Vanderbilt LifeFlight personnel recently received training on using advanced cardiac devices in transport settings, devices that were historically found only at hospitals like VUMC. The devices can mean the difference between life and death for patients before they reach the hospital.
The training event, which was held at Vanderbilt Wilson County Hospital and the Lebanon Municipal Airport in November 2022, was a partnership of LifeFlight and VUMC’s Temporary Mechanical Circulatory Support (TMCS) Committee, a multidisciplinary, multi- departmental group committed to standardizing practice around temporary invasive support devices. The committee has representation from cardiac surgery, cardiology, interventional cardiology, Vanderbilt Heart and Vascular Institute (VHVI) quality administration, pharmacy, heart failure and ECMO.
Content experts from the committee trained LifeFlight personnel on the use of ECMO, or extracorporeal membrane oxygenation, a life-sustaining mechanical system that temporarily takes over for the heart and lungs of critically ill patients, allowing them to rest and recover. Operating for more than three decades, VUMC’s ECMO program is the first and largest in Middle Tennessee and one of the largest in the nation.
Other cardiac devices that were part of the training were the Intra-Aortic Balloon pump, percutaneous ventricular devices (p-VAD), and continuous flow ex-vivo support therapies.
Such devices have been used for years in hospital settings, but are becoming more common in some transport settings, such as LifeFlight’s ground ambulances and fixed-wing aircraft.
Using the devices in a mobile setting requires additional care and training because the devices are sensitive and could fail if they move excessively and are not placed precisely on the patient.
“In ICU settings, these devices are static,” said Austin Pierce, EMT-P, FP-C, clinical education facilitator for LifeFlight. “They are at the bedside and typically don’t move unless the patient goes somewhere. But in the transport environment, not only do you have that complex patient, now all the stuff is fluid. It’s moving. You have a much higher chance of these devices becoming dislodged.”
Pierce said LifeFlight personnel have long been trained in traditional critical care life support such as ventilators and have included some of these advanced devices in an annual hemodynamics lab. But the recent training takes things to the next level in understanding the devices, which are constantly evolving.

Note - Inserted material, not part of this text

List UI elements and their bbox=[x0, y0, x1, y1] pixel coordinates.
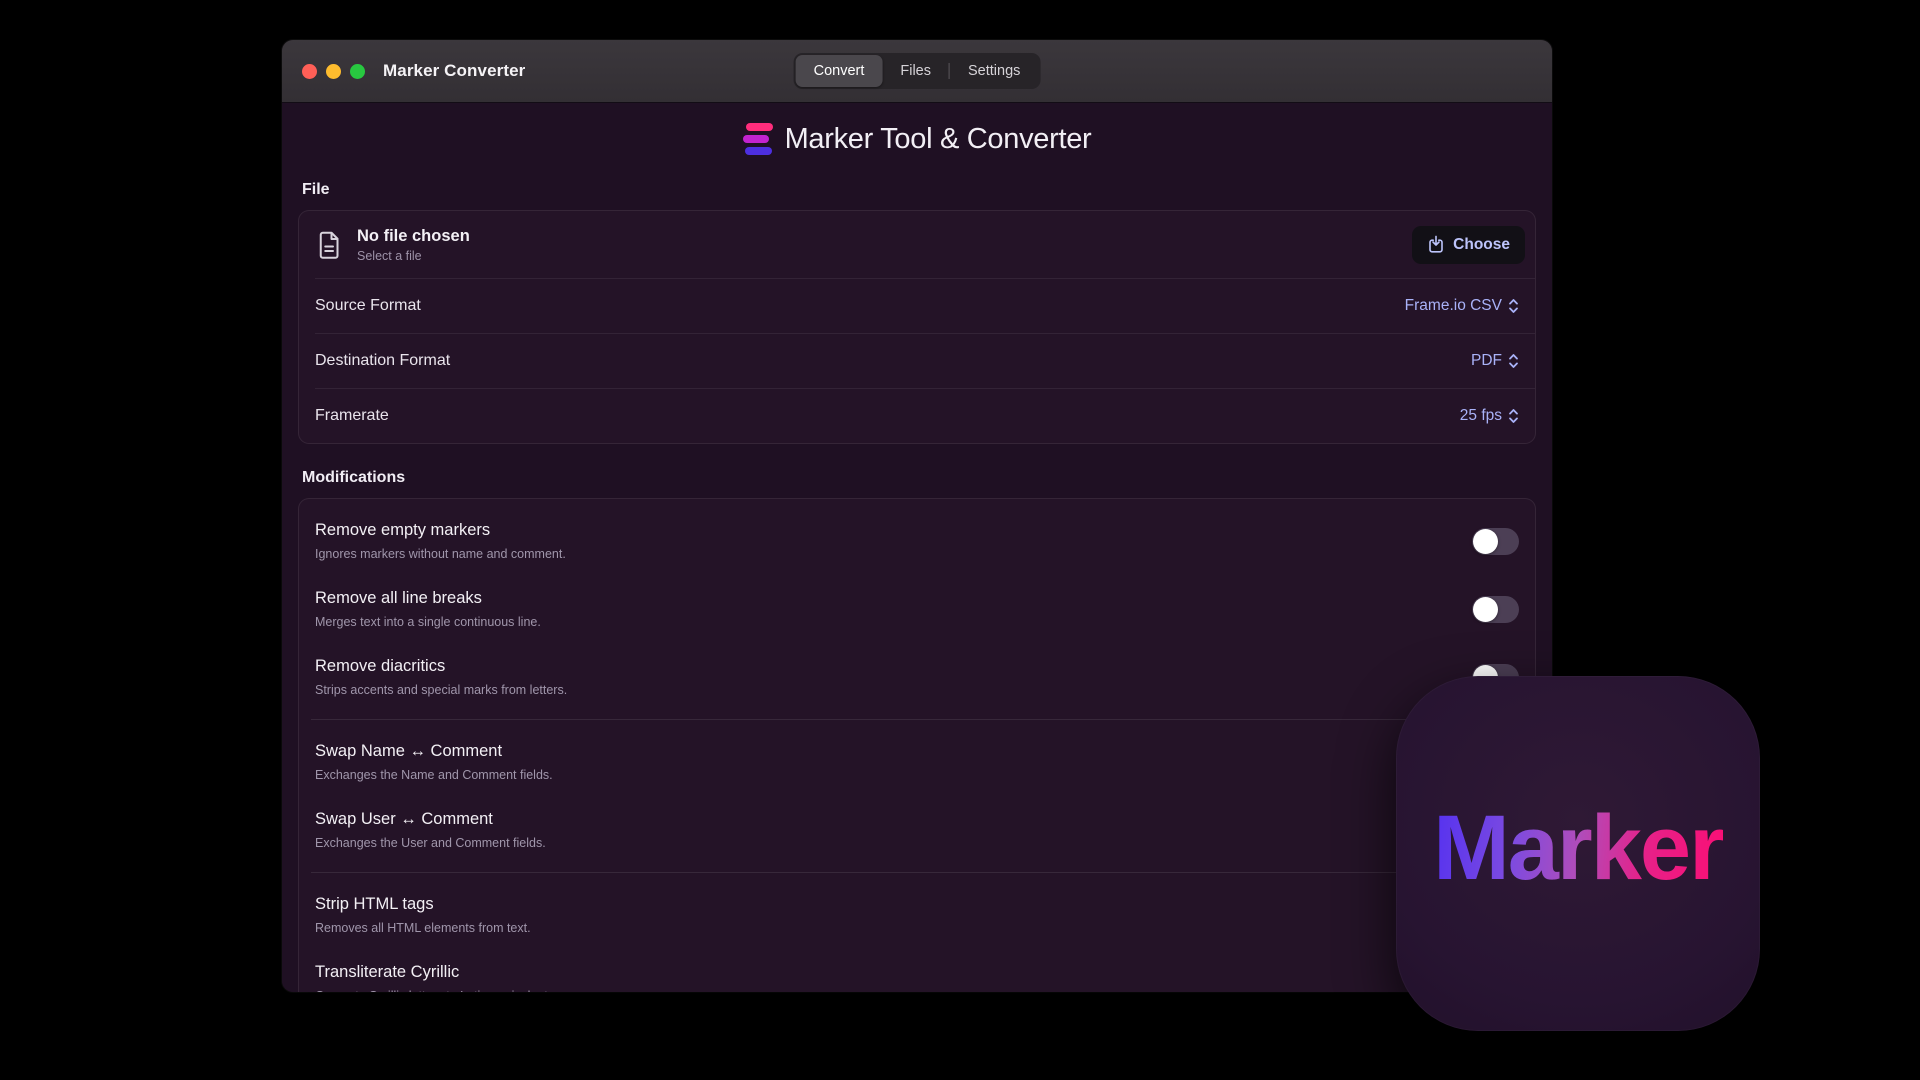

The specialized cardiac devices allow Vanderbilt to extend its level of care farther afield, where patients are being treated at community hospitals without access to such care, said Lynne Craig, RN, ECMO coordinator and co-chair of the TMCS Committee.
“If you’re a patient who lives in a rural area and you aren’t feeling great and you go to the hospital, and it ends up you’re in the midst of a massive heart attack and your options may be somewhat limited based on your geographic location, you may not be able to do the things you need done if you need some more advanced intervention. Vanderbilt LifeFlight can use these devices to buy patients some time until they can be transported to VUMC.”
Jessica Williams, RN, CCRN, VUMC Cardiovascular Intensive Care Unit program coordinator and co-chair of the Temporary Mechanical Circulatory Support Committee, said the partnership improves care across the continuum.
“Working with LifeFlight on this project increases our confidence in what these patients look like when they land in our CVICU, regardless of where our LifeFlight team is transporting them from,” Williams said. “We’ve got the best team and the interdisciplinary approach to offer the best that’s available.”